Assurance-emploi - Québec craint d’hériter de la facture de la réforme

La ministre des Ressources humaines Diane Finley a annoncé jeudi des mesures qui inquiètent les provinces canadiennes.
Photo: Agence Reuters Blair Gable La ministre des Ressources humaines Diane Finley a annoncé jeudi des mesures qui inquiètent les provinces canadiennes.

Au lendemain de l’annonce du fédéral, il était encore trop tôt à Québec pour demander officiellement une compensation à cette répercussion fort probable de la réforme. « On ne cache pas qu’il va probablement y avoir des impacts et que ça va être étudié », a-t-on reconnu au bureau de la ministre québécoise de l’Emploi et de la Solidarité sociale, Julie Boulet. Les fonctionnaires provinciaux se penchent donc sur le dossier en attendant le dépôt des règlements du fédéral, qui viendront confirmer les mesures, et que l’on puisse prédire le fardeau financier pour la province. Un dédommagement pourrait alors faire partie des revendications, a-t-on expliqué.

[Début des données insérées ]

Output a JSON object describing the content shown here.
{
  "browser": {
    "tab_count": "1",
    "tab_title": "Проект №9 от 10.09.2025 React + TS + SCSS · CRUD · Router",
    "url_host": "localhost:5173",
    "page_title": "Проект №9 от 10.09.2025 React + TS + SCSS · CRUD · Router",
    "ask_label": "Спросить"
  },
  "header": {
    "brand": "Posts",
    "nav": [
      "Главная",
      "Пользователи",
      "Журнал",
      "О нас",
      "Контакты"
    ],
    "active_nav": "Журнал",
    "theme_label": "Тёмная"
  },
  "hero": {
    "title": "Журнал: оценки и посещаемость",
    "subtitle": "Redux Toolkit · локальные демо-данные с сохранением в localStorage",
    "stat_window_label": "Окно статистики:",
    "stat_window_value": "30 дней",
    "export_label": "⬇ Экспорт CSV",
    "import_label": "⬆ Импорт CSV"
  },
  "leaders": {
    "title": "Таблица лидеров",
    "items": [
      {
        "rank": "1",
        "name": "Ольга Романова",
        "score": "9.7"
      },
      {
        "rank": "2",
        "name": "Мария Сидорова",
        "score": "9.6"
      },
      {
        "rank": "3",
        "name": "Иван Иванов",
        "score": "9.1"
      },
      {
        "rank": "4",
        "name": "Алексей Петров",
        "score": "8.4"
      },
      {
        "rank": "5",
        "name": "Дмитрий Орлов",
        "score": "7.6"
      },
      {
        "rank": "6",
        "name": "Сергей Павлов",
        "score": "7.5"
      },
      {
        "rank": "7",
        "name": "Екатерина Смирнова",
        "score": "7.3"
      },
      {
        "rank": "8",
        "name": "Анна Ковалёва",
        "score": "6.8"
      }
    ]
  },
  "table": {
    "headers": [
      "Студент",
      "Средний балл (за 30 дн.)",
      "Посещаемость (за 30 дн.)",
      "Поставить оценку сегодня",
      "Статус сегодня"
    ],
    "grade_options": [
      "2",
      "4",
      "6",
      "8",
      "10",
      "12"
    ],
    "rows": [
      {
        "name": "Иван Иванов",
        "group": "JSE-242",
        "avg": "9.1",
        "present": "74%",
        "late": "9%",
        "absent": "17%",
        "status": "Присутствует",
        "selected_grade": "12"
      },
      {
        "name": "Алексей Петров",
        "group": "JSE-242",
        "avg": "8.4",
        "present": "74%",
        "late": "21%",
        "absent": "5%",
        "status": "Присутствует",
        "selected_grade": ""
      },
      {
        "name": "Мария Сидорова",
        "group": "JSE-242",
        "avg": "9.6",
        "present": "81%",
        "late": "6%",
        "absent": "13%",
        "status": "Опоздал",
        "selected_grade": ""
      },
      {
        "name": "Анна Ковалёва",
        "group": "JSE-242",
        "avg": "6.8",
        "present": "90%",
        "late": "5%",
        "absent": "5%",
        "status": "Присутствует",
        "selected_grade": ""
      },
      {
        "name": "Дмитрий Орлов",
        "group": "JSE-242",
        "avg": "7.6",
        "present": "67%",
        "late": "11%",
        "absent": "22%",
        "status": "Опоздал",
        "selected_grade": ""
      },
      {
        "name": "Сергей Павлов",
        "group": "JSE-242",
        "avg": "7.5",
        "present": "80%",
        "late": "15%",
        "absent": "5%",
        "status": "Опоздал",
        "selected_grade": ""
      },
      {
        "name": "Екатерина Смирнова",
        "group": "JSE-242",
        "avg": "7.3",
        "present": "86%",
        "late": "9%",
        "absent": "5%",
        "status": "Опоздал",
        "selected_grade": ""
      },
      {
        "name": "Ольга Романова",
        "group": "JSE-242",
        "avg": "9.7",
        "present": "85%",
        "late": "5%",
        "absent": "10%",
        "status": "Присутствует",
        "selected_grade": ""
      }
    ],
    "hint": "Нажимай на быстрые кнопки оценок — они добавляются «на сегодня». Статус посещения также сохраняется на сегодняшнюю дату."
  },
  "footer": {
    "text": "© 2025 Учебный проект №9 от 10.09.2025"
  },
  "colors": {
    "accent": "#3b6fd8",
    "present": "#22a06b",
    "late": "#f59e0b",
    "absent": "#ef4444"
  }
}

Pour l’instant, Mme Boulet a simplement informé le gouvernement fédéral que la province s’inquiète en outre de l’impact de la réforme sur les « personnes et régions vulnérables ». « Il est primordial que la population ait accès à un filet de sécurité adapté à sa réalité, en l’occurrence à un régime d’assurance-emploi flexible, de façon à assurer un revenu aux travailleurs qui malheureusement perdent leur emploi », a fait valoir Mme Boulet par communiqué.


Ottawa confirmait jeudi la teneur des changements : les chômeurs seront répartis en trois catégories, et ceux d’entre eux qui auront le plus souvent eu recours à l’assurance-emploi dans le passé seront forcés d’accepter des emplois offrant un salaire jusqu’à 30 % inférieur. À défaut de quoi, ils se verront retirer leurs prestations. Car le gouvernement fédéral en a assez de voir des travailleurs étrangers temporaires appelés en renfort alors que le pays compte son lot de chômeurs.


La réaction a été unanime à Québec et dans les provinces maritimes, où tous se sont inquiétés de voir leurs travailleurs saisonniers pénalisés. Les cinq provinces en comptent davantage que la moyenne canadienne. Au Québec, ils formaient 3,4 % des travailleurs de la province en 2011 (contre 3,2 % à l’échelle canadienne), tandis qu’à l’Île-du-Prince-Édouard, ils étaient 11,2 %, selon Statistique Canada. « Ottawa doit réaliser qu’une “taille unique” ne convient pas à tous quand on parle d’assurance-emploi dans chaque province […] Il n’y a pas beaucoup de homards de pêchés en janvier, et pas beaucoup de pommes de terre de cultivées », a notamment répliqué le premier ministre de l’Île-du-Prince-Édouard Robert Ghiz, au réseau CBC.


Dans le dossier de la sécurité de la vieillesse - dont l’âge d’admissibilité passera de 65 à 67 ans d’ici 2029 -, Ottawa a consenti à dédommager les provinces dont bon nombre de prestataires toucheront du coup l’assurance sociale plus longtemps. Mais aucun chiffre n’a encore été précisé - ni réclamé - du côté provincial.


Quant aux coûts engendrés par le projet de loi en matière de justice criminelle C-10, huit provinces - dont le Québec - ont fait front commun pour exiger que le fédéral les aide à compenser les coûts carcéraux qui leur seront imposés. En novembre dernier, le premier ministre Stephen Harper leur rétorquait cependant qu’il est de leur « responsabilité constitutionnelle de faire appliquer les lois et de protéger les gens ».